Paperless Push Sends Customers to Billers

Turning customers on to online banking is a high-priority goal because of the loyalty it engenders, but recent developments in the paperless statement arena have consumers bypassing bank sites to go directly to billers, a trend that endangers banks' loyalty play.

New research from Mintel Comperemedia found that banks have done a good job in getting customers to try online banking, and 78 percent of online bankers have also paid a bill online. The worry comes in this statistic: 45 percent of online adults have paid a bill directly at a biller's Website in the past six months. "I think that's a big threat to banks," says Susan Wolfe, vp of banking at Mintel Comperemedia.

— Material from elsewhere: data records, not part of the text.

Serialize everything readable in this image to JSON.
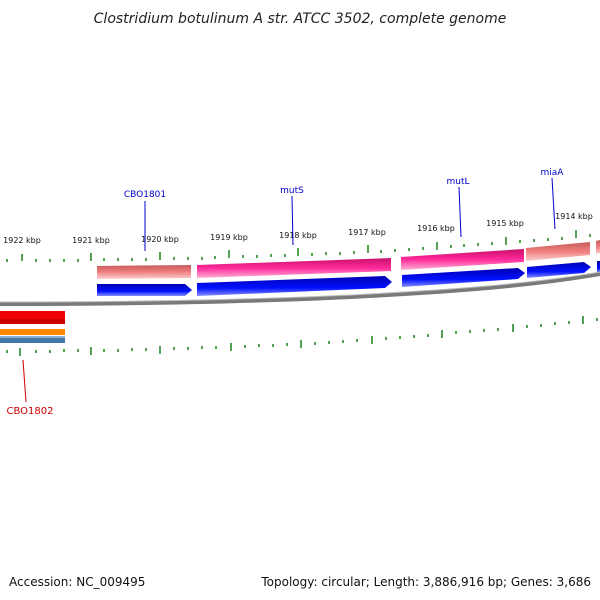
{
  "title": "Clostridium botulinum A str. ATCC 3502, complete genome",
  "footer": {
    "accession": "Accession: NC_009495",
    "summary": "Topology: circular; Length: 3,886,916 bp; Genes: 3,686"
  },
  "scale_labels": [
    "1922 kbp",
    "1921 kbp",
    "1920 kbp",
    "1919 kbp",
    "1918 kbp",
    "1917 kbp",
    "1916 kbp",
    "1915 kbp",
    "1914 kbp"
  ],
  "genes_top": [
    "CBO1801",
    "mutS",
    "mutL",
    "miaA"
  ],
  "genes_bottom": [
    "CBO1802"
  ],
  "colors": {
    "backbone": "#8a8a8a",
    "tick": "#2a8a2a",
    "gene_label_top": "#0000cc",
    "gene_label_bottom": "#cc0000",
    "cds_forward": "#0000ee",
    "feature_pink": "#ee1188",
    "feature_salmon": "#e07070",
    "feature_red": "#ee0000",
    "feature_orange": "#ff8800",
    "feature_steel": "#4477aa"
  }
}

Customers are being driven directly to biller Websites by the push to paperless statements, and the need to log in to view their bill. Research shows the average consumer receives 3.5 paperless statements. Once there and logged in, paying the biller directly is easy. And that's the problem. "The solution is setting up an e-bill system, allowing the bills to be sent directly to the banks for consumers to view there," Wolfe says.

The e-bill market isn't growing much in terms of overall delivery, though. Fiserv, one of the leading e-bill providers, says it delivered 164 million e-bills through the first six months of 2010, about two percent more than it delivered in the same period last year.

However, consumers do seem to be experimenting with the delivery mechanism. The number of online bill payers who reported that they received an e-bill at their bank site jumped nine percent between 2009 and 2010, Fiserv found, noting that 33 percent of all consumers who pay a bill at their financial institution Website also receive at least one e-bill there, up from 24 percent in 2009.